Giant Containers has worked on 20 projects in Los Angeles.

Factory-made shipping containers fall under the category of manufactured housing, which is governed by the state and not the city. An inspection happens in the factory. The city looks at the foundation.

Setting up

No matter the type, architects agree that a major benefit of shipping containers is how quickly they can be installed.

Bohn said that while contractors are working on containers in a factory, land is leveled and foundations are poured.

Construction time ends up being reduced by 35 to 40 percent, which allows developers to get income sooner, he said.

Once the containers are delivered on site, they can be installed in anywhere from one day to two weeks, Kroft said.

Siegal said you save one-third of your usual construction time with the modular approach because permitting and construction are faster.
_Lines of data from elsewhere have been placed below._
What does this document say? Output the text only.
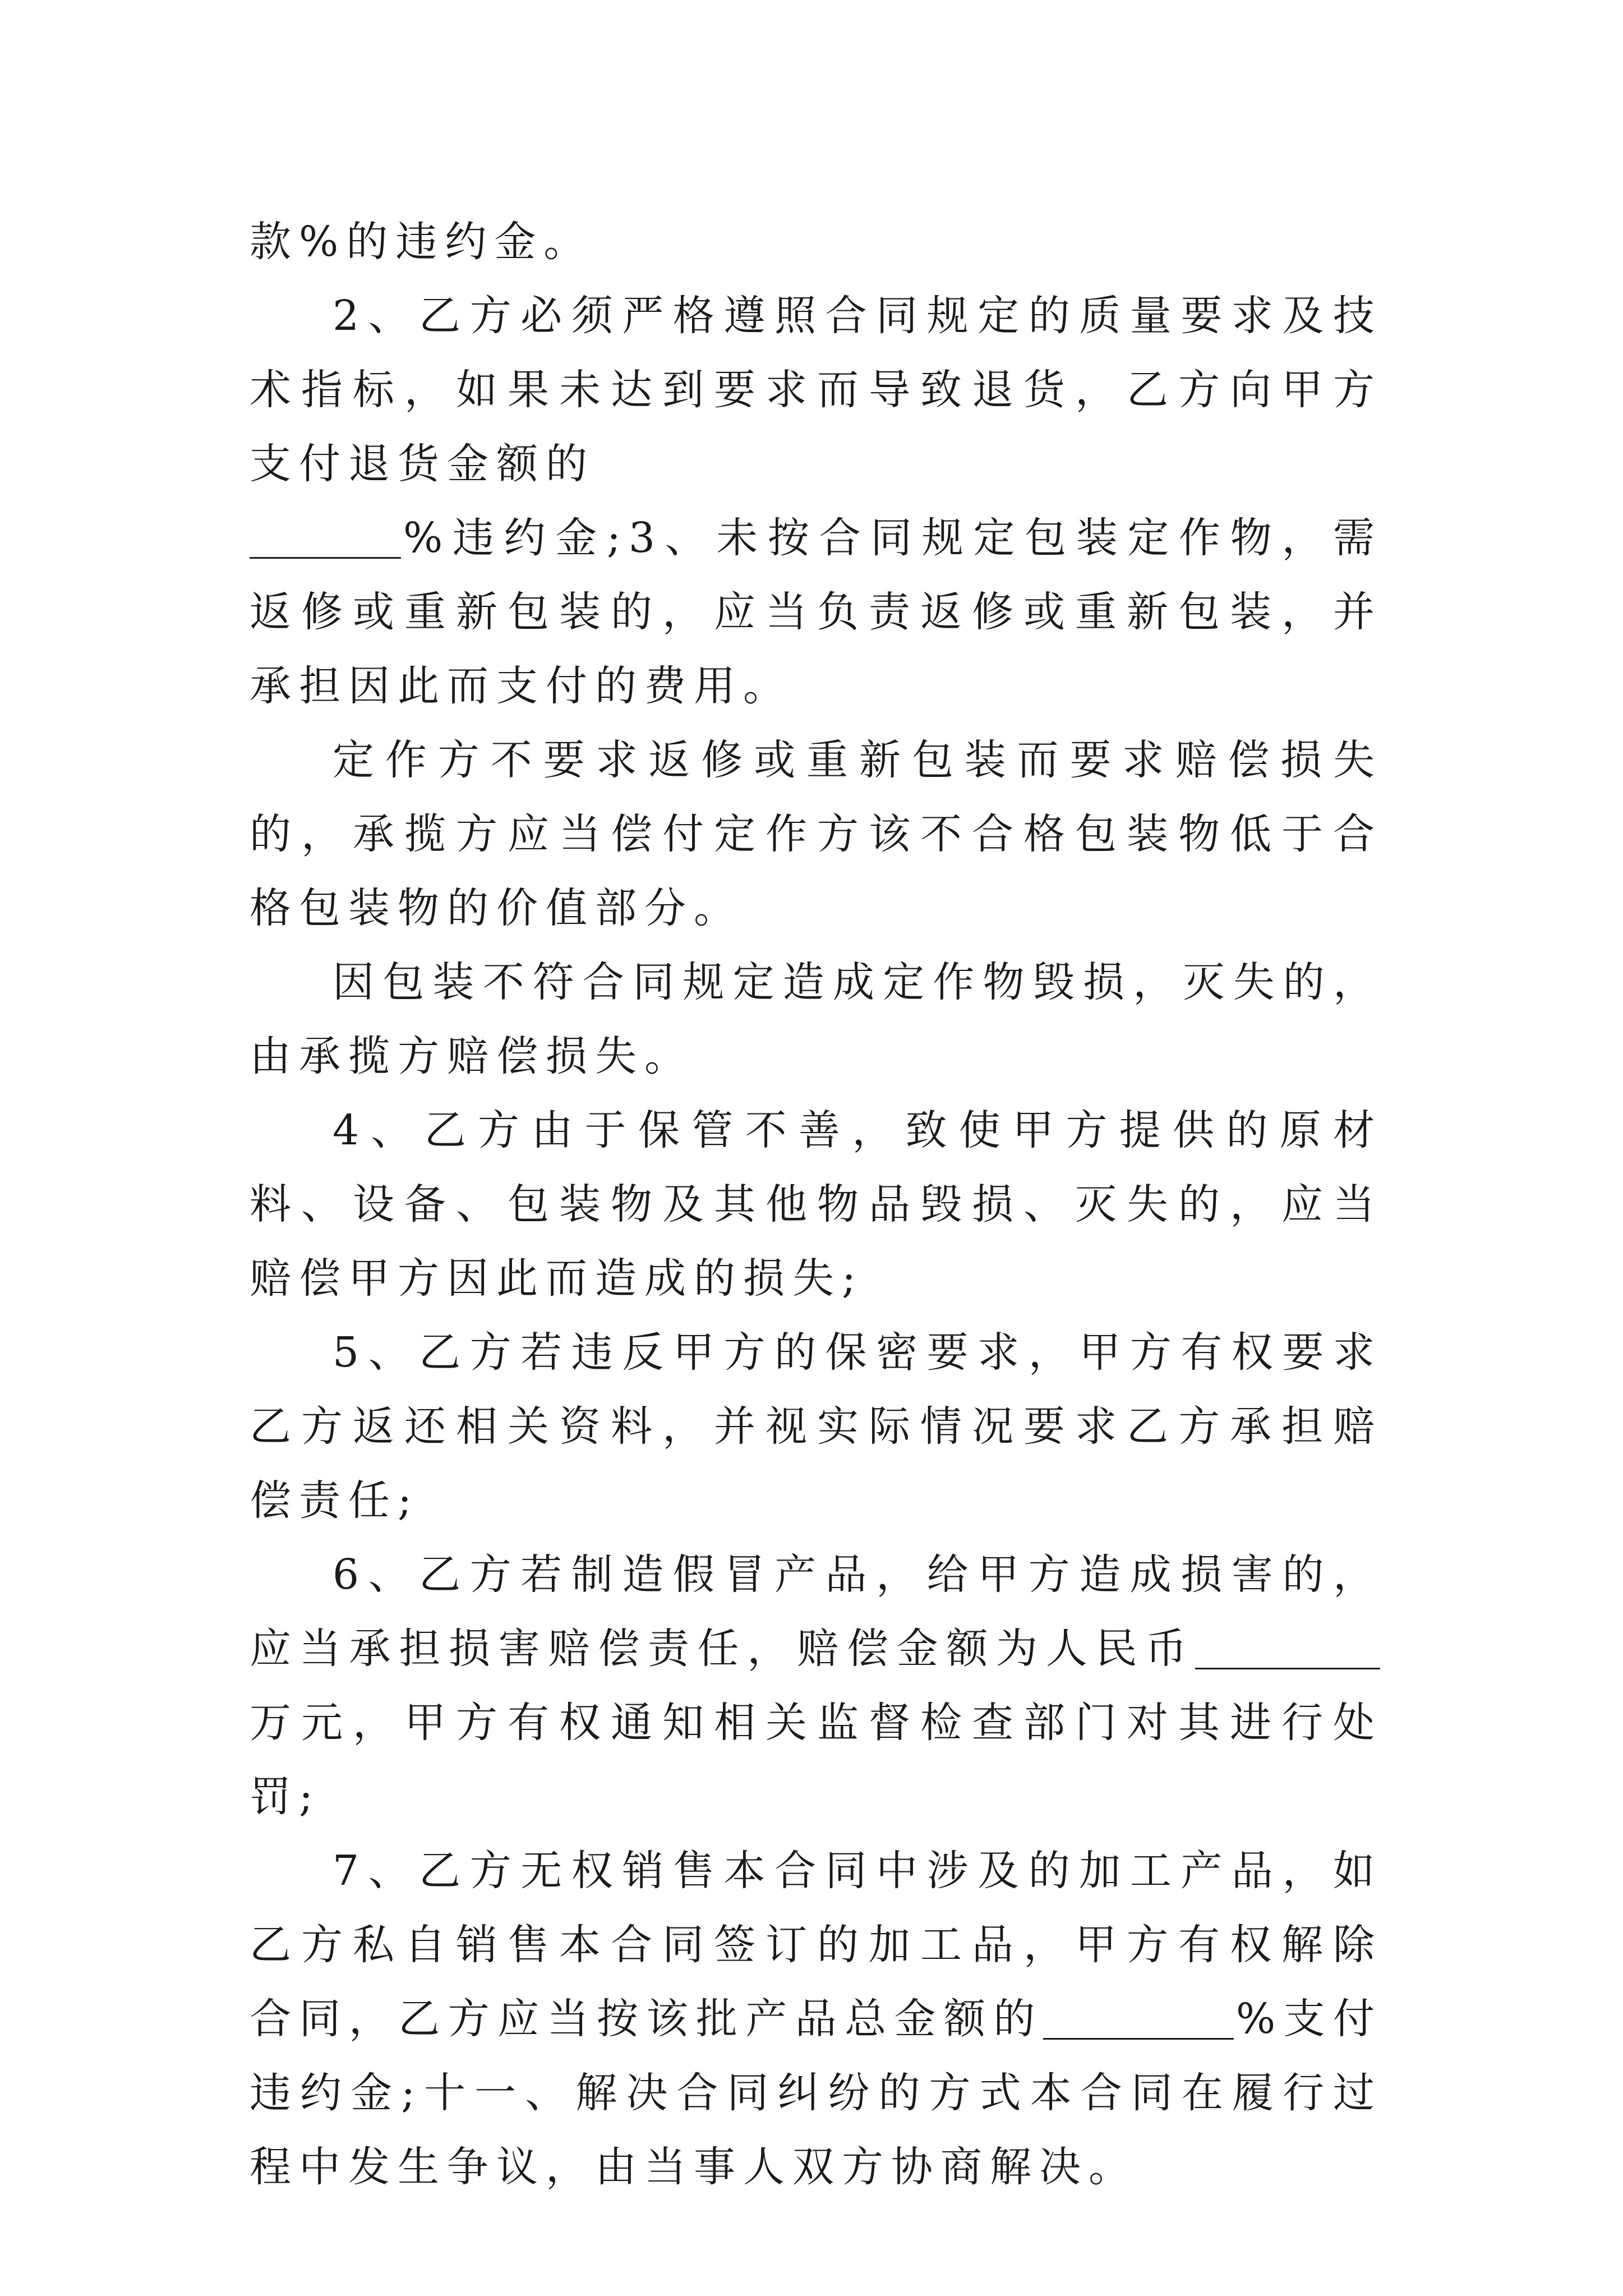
款%的违约金。

2、乙方必须严格遵照合同规定的质量要求及技术指标，如果未达到要求而导致退货，乙方向甲方支付退货金额的
%违约金;3、未按合同规定包装定作物，需返修或重新包装的，应当负责返修或重新包装，并承担因此而支付的费用。

定作方不要求返修或重新包装而要求赔偿损失的，承揽方应当偿付定作方该不合格包装物低于合格包装物的价值部分。

因包装不符合同规定造成定作物毁损，灭失的，由承揽方赔偿损失。

4、乙方由于保管不善，致使甲方提供的原材料、设备、包装物及其他物品毁损、灭失的，应当赔偿甲方因此而造成的损失;

5、乙方若违反甲方的保密要求，甲方有权要求乙方返还相关资料，并视实际情况要求乙方承担赔偿责任;

6、乙方若制造假冒产品，给甲方造成损害的，应当承担损害赔偿责任，赔偿金额为人民币万元，甲方有权通知相关监督检查部门对其进行处罚;

7、乙方无权销售本合同中涉及的加工产品，如乙方私自销售本合同签订的加工品，甲方有权解除合同，乙方应当按该批产品总金额的	%支付违约金;十一、解决合同纠纷的方式本合同在履行过程中发生争议，由当事人双方协商解决。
“Offsite construction and prefabricated buildings are going to be the way of the future,” Siegal said. “When you think of the way we build now, it’s kind of archaic. We don’t build cars in our garages − it happens in a controlled setting. Why are we building our houses as if technology hasn’t evolved?”

The shipping containers, architects say, are earthquake-safe because each unit is its own, rigid module designed to withstand rocky waters. That, coupled with their low cost and versatility, means shipping containers are here to stay.

“When we first started, I thought this was going to be a trend, and we would ride the wave as long as we could, but I think this is becoming something more permanent,” Kroft said.